Adil al-Labad’s misinformation about MVM shows, firstly, what MVM teaches to its members as part of their political indoctrination, and the purpose of this is obvious: to conceal the true origins of the group. Second, it shows that despite Al-Labad denouncing his violent past, his rejection of his old beliefs was circumstantial, and a reaction to pressures that he faced, rather than a free revision of his past convictions.
This episode of the program can be contrasted with the seventh episode of the same program, which hosted Ali Abd al-Rahman al-Faqasi, a former member of the Al-Qaeda in Arabian Peninsula (AQAP). His conversation with Almdafer revealed that he had truly revised his beliefs, as well as regretting his violent past.

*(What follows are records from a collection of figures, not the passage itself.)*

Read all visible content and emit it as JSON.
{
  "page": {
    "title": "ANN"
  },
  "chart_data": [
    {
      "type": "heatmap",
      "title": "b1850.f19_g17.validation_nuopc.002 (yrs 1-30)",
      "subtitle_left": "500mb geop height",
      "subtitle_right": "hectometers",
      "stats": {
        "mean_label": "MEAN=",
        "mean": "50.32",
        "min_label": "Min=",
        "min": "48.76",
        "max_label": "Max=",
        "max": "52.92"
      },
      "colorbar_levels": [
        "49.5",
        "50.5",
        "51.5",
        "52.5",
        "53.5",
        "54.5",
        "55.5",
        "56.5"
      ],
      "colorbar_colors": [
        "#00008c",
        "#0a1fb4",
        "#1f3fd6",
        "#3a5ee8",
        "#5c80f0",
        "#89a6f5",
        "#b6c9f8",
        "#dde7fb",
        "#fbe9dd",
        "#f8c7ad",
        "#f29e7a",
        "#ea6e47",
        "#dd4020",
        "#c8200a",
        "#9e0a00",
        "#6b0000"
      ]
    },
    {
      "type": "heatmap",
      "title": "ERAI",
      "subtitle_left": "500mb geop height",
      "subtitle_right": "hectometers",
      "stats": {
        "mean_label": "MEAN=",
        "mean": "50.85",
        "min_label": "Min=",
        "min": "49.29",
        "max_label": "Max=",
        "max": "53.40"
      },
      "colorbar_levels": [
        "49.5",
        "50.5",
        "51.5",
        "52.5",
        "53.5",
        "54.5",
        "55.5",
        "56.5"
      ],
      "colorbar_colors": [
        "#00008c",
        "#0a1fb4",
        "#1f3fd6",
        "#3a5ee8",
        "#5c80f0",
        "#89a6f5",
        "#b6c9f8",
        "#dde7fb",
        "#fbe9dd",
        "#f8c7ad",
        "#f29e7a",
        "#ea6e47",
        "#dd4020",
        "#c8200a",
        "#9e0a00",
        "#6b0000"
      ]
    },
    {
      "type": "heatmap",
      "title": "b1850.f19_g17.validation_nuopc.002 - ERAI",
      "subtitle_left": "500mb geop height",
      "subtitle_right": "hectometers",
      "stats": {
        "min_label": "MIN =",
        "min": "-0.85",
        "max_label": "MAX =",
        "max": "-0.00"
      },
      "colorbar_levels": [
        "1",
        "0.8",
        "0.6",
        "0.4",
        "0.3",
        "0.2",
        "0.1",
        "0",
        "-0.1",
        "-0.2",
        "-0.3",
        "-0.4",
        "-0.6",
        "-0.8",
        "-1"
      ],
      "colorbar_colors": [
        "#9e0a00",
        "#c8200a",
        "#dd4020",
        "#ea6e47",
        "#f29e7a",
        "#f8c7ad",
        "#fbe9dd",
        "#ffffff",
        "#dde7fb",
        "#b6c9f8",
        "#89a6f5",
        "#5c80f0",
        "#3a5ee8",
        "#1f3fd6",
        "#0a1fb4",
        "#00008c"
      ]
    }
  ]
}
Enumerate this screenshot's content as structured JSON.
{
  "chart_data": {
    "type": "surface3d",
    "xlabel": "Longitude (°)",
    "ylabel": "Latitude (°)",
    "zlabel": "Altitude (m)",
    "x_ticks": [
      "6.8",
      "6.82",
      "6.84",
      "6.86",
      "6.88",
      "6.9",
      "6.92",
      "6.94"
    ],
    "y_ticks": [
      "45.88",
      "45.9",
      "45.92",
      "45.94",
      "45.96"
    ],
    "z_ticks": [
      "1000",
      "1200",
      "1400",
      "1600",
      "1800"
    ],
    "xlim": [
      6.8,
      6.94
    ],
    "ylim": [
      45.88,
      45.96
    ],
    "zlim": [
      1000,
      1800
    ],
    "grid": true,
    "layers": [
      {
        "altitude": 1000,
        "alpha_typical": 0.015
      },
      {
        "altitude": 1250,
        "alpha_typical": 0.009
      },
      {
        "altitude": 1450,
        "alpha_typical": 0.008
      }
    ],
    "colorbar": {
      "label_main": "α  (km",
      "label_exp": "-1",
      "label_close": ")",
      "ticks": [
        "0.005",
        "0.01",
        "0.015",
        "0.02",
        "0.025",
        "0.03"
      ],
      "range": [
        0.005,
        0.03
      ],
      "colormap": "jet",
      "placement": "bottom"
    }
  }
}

These two cases clearly reflect the main different between the two type of deradicalization programs. Al-Labad has been disassociated from a terrorist organization, while Al-Faqasi has dissociated from the terrorists’ organization and ideology. Al-Faqasi is, therefore, much less likely to revert to extremism. Deradicalization programs should focus on changing the beliefs and convictions as the most successful way to prevent recidivism.